SEC Chair Paul Atkins’ Regulatory Changes

U.S. Securities and Exchange Commission (SEC) Chair Paul Atkins has pledged to scale back financial regulation, including fast-tracking President Donald Trump’s proposal to end quarterly corporate reporting.

Writing in the Financial Times, Atkins argued that government oversight should deliver only the “minimum effective dose” needed to protect investors while giving businesses more freedom to grow.

> 吴说获悉,据金融时报,美国证券交易委员会(SEC)主席 Paul Atkins 表示,政府应提供最低有效剂量的监管,并承诺将加快推进特朗普提出的废除公司季度财报制度。目前 SEC 要求上市公司每 90 天披露财务报表。https://t.co/PqIBKB7pyZ
>
> — 吴说区块链 (@wublockchain12) September 29, 2025

This move signals a departure from the regulatory path set under former chair Gary Gensler, who focused on aggressive enforcement and broader disclosure mandates. In contrast, Chair Atkins positions the SEC as a pro-market regulator promising fewer restrictions and less frequent reporting for publicly traded companies.

Push to Scrap Quarterly Reports

Public companies in the U.S. currently must file financial statements every 90 days. Trump and allies argue that this system fosters “short-termism,” compelling executives to prioritize quarterly results over long-term strategies. Atkins agrees, stating that markets should dictate the best reporting frequency based on industry, size, and investor expectations. If adopted, this could lead to a semi-annual reporting model similar to the U.K., which eliminated mandatory quarterly reports in 2014.

He noted that many British firms still opt to report quarterly, suggesting flexibility does not inherently reduce transparency. However, investor advocates warn that rolling back this rule may undermine capital market efficiency, arguing that quarterly filings are vital for protecting smaller investors by ensuring accountability and minimizing information gaps between insiders and the public.

Regulatory Reset Under Trump

Atkins’ stance reflects the Trump administration’s broader initiative to weaken financial regulations and exert more control over independent agencies. The SEC has already moved away from defending a Biden-era rule requiring companies to disclose climate risks, a cornerstone initiative under Gensler that faced legal challenges. Atkins criticized Europe’s new sustainability directives, claiming they focus on “political fads” rather than material financial information and impose unnecessary costs on investors and businesses.

These remarks indicate a shift away from progressive regulation towards a narrower focus on investor returns. This more lenient approach applies to digital assets as well; unlike Gensler, who pursued enforcement actions against crypto firms, Atkins has shown a willingness to engage with the sector. Observers note this represents one of the most significant course corrections for the SEC in recent decades.

Debate Over Market Impact

Supporters of the regulatory changes argue that reducing burdens will attract more listings to U.S. markets, allowing firms to prioritize long-term investments over quarterly performances.
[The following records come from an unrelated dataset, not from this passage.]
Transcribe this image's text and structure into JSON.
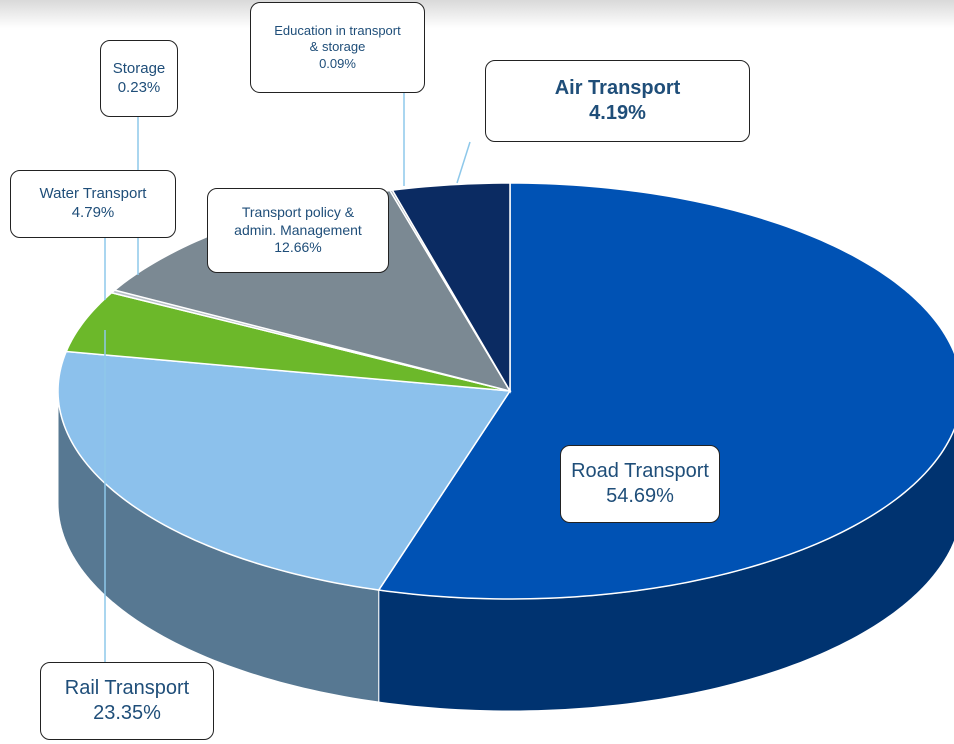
{
  "chart_data": {
    "type": "pie",
    "categories": [
      "Road Transport",
      "Rail Transport",
      "Water Transport",
      "Storage",
      "Transport policy & admin. Management",
      "Education in transport & storage",
      "Air Transport"
    ],
    "values": [
      54.69,
      23.35,
      4.79,
      0.23,
      12.66,
      0.09,
      4.19
    ],
    "value_labels": [
      "54.69%",
      "23.35%",
      "4.79%",
      "0.23%",
      "12.66%",
      "0.09%",
      "4.19%"
    ],
    "colors": [
      "#0052b4",
      "#8cc1ec",
      "#6cb82a",
      "#b8c0c6",
      "#7b8993",
      "#a0a8ae",
      "#0b2b62"
    ]
  }
}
They claim lighter reporting could enhance the U.S.’s global competitiveness, especially as Europe continues to expand its compliance obligations. Critics caution that less frequent reporting may harm transparency, reducing trust among retail investors and potentially widening the gap between insiders and ordinary shareholders, resulting in new risks within capital markets that depend on consistent disclosures. The debate remains unresolved; while Chair Atkins is dedicated to advancing Trump’s agenda, he must address industry demands for flexibility alongside investors’ needs for accountability. The future of semi-annual reporting will hinge on the SEC’s willingness to promote deregulation without provoking backlash from Congress, investors, and the public.
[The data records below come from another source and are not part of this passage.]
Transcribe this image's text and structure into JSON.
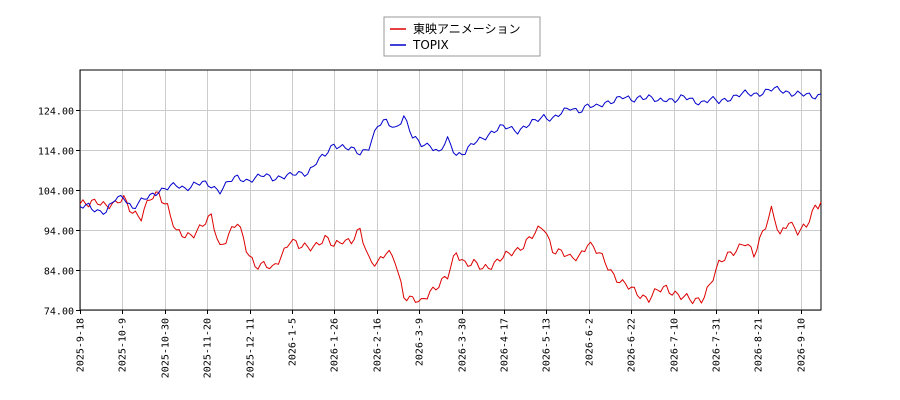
{
  "chart_data": {
    "type": "line",
    "title": "",
    "xlabel": "",
    "ylabel": "",
    "ylim": [
      74,
      134
    ],
    "y_ticks": [
      74,
      84,
      94,
      104,
      114,
      124
    ],
    "y_tick_labels": [
      "74.00",
      "84.00",
      "94.00",
      "104.00",
      "114.00",
      "124.00"
    ],
    "x_tick_labels": [
      "2025-9-18",
      "2025-10-9",
      "2025-10-30",
      "2025-11-20",
      "2025-12-11",
      "2026-1-5",
      "2026-1-26",
      "2026-2-16",
      "2026-3-9",
      "2026-3-30",
      "2026-4-17",
      "2026-5-13",
      "2026-6-2",
      "2026-6-22",
      "2026-7-10",
      "2026-7-31",
      "2026-8-21",
      "2026-9-10"
    ],
    "grid": true,
    "legend_position": "top-center",
    "x_index_range": [
      0,
      254
    ],
    "series": [
      {
        "name": "東映アニメーション",
        "color": "#dd0000",
        "x": [
          0,
          3,
          6,
          9,
          12,
          15,
          18,
          21,
          24,
          27,
          30,
          33,
          36,
          39,
          42,
          45,
          48,
          51,
          54,
          57,
          60,
          63,
          66,
          69,
          72,
          75,
          78,
          81,
          84,
          87,
          90,
          93,
          96,
          99,
          102,
          105,
          108,
          111,
          114,
          117,
          120,
          123,
          126,
          129,
          132,
          135,
          138,
          141,
          144,
          147,
          150,
          153,
          156,
          159,
          162,
          165,
          168,
          171,
          174,
          177,
          180,
          183,
          186,
          189,
          192,
          195,
          198,
          201,
          204,
          207,
          210,
          213,
          216,
          219,
          222,
          225,
          228,
          231,
          234,
          237,
          240,
          243,
          246,
          249,
          252,
          254
        ],
        "values": [
          100.5,
          100.0,
          101.5,
          100.5,
          100.0,
          101.8,
          99.0,
          97.0,
          101.5,
          103.5,
          100.0,
          93.0,
          92.5,
          93.5,
          95.0,
          97.0,
          90.0,
          93.0,
          95.5,
          89.5,
          85.5,
          85.0,
          84.0,
          88.0,
          91.5,
          89.5,
          90.0,
          90.5,
          91.5,
          90.0,
          92.0,
          91.0,
          93.5,
          87.0,
          86.0,
          88.0,
          86.5,
          78.0,
          76.5,
          75.5,
          79.0,
          80.5,
          82.0,
          88.5,
          86.0,
          85.5,
          84.0,
          85.5,
          87.0,
          87.5,
          89.0,
          91.5,
          93.0,
          94.5,
          89.5,
          88.5,
          86.5,
          87.5,
          91.0,
          88.5,
          86.0,
          83.0,
          80.5,
          79.0,
          78.0,
          77.0,
          78.5,
          79.5,
          78.5,
          77.0,
          76.0,
          77.0,
          80.5,
          85.0,
          88.0,
          89.5,
          90.5,
          87.5,
          94.0,
          99.0,
          92.0,
          96.5,
          94.0,
          94.5,
          99.5,
          101.0
        ]
      },
      {
        "name": "TOPIX",
        "color": "#0000cc",
        "x": [
          0,
          3,
          6,
          9,
          12,
          15,
          18,
          21,
          24,
          27,
          30,
          33,
          36,
          39,
          42,
          45,
          48,
          51,
          54,
          57,
          60,
          63,
          66,
          69,
          72,
          75,
          78,
          81,
          84,
          87,
          90,
          93,
          96,
          99,
          102,
          105,
          108,
          111,
          114,
          117,
          120,
          123,
          126,
          129,
          132,
          135,
          138,
          141,
          144,
          147,
          150,
          153,
          156,
          159,
          162,
          165,
          168,
          171,
          174,
          177,
          180,
          183,
          186,
          189,
          192,
          195,
          198,
          201,
          204,
          207,
          210,
          213,
          216,
          219,
          222,
          225,
          228,
          231,
          234,
          237,
          240,
          243,
          246,
          249,
          252,
          254
        ],
        "values": [
          99.5,
          100.0,
          99.0,
          98.5,
          101.5,
          102.5,
          99.5,
          101.0,
          102.5,
          104.0,
          104.5,
          105.0,
          104.5,
          105.5,
          105.5,
          105.0,
          104.0,
          106.0,
          107.0,
          106.5,
          107.0,
          107.5,
          107.0,
          107.5,
          107.5,
          108.0,
          108.5,
          111.0,
          112.5,
          115.5,
          115.0,
          114.0,
          113.0,
          115.0,
          120.0,
          121.0,
          119.5,
          122.5,
          117.0,
          115.5,
          115.5,
          113.0,
          116.5,
          113.0,
          113.5,
          115.5,
          117.0,
          118.5,
          119.5,
          119.5,
          119.0,
          120.0,
          121.0,
          122.5,
          122.0,
          123.0,
          124.5,
          124.0,
          125.0,
          124.5,
          126.0,
          126.5,
          127.0,
          126.5,
          127.5,
          127.0,
          126.0,
          127.0,
          126.5,
          127.0,
          126.5,
          126.0,
          126.5,
          126.0,
          127.0,
          127.5,
          128.0,
          128.0,
          128.5,
          129.0,
          129.0,
          128.5,
          128.0,
          127.5,
          127.5,
          128.0
        ]
      }
    ]
  }
}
Outlook for U.S. Companies

For corporate America, the potential for lighter regulation could redefine the cadence of financial disclosures, allowing companies to concentrate on long-term strategy rather than quarterly objectives. Still, there is pressure to maintain investor trust through voluntary reporting. If Atkins realizes his commitment, the SEC’s approach might reshape how U.S. markets regulate.

This transition signifies not merely a policy shift but a philosophical reset: transforming regulation from guardrails to minimal guidance. Whether this balance fortifies or weakens the market is a crucial question that will shape U.S. financial policy beyond Trump’s tenure.